Northeastern Austria

Weinviertel

Considered by most to be the oldest growing zone in Austria, Weinviertel is also, geographically, the largest in the country and covers the vast, northeastern expanse of Lower Austria, stretching from the western border of Slovakia, following the Danube inland and veering up to the southern border of Czechia. Its name, which translates to “wine quarter,” reflects the region’s rich, ancient wine heritage and, according to the Weinviertel DAC website, there are “7,000 years of artifacts to prove it.”

Northeastern Austria

Wachau

Austria’s Wachau appellation is the country’s most acclaimed region.
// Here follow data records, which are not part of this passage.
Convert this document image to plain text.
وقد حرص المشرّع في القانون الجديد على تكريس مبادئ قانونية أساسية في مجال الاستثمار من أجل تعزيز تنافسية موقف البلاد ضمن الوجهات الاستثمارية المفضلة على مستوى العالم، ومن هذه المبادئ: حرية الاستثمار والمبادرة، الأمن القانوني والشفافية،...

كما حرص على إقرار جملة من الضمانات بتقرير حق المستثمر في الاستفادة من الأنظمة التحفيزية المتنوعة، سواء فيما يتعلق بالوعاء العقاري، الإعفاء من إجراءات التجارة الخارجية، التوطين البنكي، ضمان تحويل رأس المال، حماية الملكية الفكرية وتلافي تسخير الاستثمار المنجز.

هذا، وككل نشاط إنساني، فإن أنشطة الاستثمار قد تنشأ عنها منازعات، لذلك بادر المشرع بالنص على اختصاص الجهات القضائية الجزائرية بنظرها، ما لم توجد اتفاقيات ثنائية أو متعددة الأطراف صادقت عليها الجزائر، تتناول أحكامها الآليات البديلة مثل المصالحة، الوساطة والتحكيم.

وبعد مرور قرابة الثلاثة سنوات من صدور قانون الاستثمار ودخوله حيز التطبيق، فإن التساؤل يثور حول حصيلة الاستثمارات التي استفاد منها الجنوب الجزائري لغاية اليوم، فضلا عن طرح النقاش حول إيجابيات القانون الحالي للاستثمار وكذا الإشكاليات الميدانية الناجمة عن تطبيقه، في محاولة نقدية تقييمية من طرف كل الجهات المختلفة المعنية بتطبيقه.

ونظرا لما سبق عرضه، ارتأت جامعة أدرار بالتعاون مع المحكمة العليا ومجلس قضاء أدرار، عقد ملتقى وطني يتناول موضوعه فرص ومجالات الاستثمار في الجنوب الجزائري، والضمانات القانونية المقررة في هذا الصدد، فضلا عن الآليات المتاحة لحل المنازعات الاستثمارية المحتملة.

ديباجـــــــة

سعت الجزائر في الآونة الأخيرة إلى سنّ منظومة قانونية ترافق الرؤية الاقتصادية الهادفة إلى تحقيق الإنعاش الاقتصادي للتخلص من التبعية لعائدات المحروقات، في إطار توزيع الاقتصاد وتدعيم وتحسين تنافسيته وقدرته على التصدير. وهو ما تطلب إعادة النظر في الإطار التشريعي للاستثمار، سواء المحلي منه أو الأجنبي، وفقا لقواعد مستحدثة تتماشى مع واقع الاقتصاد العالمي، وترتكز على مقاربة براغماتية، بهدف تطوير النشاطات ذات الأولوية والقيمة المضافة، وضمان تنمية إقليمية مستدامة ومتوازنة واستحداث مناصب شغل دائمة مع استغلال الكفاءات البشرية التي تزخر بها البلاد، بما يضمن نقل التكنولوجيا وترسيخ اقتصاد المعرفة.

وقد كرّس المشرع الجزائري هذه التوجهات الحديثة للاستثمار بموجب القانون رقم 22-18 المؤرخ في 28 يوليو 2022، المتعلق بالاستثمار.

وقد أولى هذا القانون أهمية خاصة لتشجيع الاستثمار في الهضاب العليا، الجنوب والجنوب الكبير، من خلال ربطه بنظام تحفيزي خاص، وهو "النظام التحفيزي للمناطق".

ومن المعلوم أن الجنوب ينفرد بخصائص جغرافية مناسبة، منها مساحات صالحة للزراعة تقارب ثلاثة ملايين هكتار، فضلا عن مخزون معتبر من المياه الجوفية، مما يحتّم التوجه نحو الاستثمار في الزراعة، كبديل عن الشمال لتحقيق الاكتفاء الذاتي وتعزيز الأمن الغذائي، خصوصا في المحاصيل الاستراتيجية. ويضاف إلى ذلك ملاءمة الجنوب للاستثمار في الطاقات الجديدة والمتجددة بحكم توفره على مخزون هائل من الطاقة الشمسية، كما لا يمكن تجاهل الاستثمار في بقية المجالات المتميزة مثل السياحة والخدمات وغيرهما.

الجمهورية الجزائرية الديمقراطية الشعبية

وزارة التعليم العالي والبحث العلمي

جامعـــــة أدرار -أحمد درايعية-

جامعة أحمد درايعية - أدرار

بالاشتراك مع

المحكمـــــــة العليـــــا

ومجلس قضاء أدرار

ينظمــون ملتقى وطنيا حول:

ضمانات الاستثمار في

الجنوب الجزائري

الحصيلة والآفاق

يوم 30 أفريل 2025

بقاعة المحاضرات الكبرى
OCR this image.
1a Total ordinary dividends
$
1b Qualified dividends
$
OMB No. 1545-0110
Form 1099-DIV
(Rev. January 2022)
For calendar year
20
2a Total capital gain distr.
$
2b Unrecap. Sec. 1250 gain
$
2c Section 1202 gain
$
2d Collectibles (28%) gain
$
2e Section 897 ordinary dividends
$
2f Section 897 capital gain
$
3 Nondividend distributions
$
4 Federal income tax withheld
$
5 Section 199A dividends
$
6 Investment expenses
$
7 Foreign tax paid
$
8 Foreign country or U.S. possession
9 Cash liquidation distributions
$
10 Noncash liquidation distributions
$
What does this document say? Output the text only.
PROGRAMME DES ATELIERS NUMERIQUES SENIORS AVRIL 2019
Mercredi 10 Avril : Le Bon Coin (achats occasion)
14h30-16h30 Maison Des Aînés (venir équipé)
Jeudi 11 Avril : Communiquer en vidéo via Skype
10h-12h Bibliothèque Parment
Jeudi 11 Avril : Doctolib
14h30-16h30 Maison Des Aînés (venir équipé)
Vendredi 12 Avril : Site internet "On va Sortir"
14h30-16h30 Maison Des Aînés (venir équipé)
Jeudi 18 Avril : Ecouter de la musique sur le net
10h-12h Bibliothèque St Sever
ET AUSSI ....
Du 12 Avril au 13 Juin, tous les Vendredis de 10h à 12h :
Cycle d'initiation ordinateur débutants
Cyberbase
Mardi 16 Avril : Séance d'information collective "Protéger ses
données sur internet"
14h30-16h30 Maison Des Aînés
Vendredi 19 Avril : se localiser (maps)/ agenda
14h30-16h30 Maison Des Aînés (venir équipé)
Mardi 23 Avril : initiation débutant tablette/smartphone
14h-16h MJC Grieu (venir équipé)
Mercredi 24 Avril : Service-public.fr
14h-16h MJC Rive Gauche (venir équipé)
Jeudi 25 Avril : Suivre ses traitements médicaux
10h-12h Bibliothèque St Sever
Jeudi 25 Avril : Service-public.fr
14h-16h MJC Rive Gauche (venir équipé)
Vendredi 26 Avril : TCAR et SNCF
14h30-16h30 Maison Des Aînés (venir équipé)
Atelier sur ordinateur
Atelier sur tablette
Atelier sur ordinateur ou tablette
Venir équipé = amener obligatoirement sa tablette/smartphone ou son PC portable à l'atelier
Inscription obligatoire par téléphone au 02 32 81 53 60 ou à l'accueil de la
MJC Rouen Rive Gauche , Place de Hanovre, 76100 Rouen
About an hour northwest of Vienna along the Danube River, the vista of the steep, terraced vineyards of the Wachau creates a magnificent landscape akin to a verdant, ancient amphitheater—it is a UNESCO World Heritage site, after all. With rich and unique soils here of löess and gneiss, which lend vivid minerality to the wine.

Eastern Austria

Burgenland

The Burgenland appellation, running along Austria’s border with Hungary southeast of Vienna, has a diverse topography and a mix of soils, with more primary rock and slate at higher locations and dense loams in the rolling hills that extend toward the Pannonian plain.

Southeastern Austria

Steiermark

The region of Styria (Steiermark) is in southeastern Austria which sits near the border with Slovenia. This area is studded with long-extinct volcanoes whose deposits are a key component of the local soils and the vineyards benefit from a classic Austrian push-pull of cool Alpine air and warmer “Pannonian” currents from the east.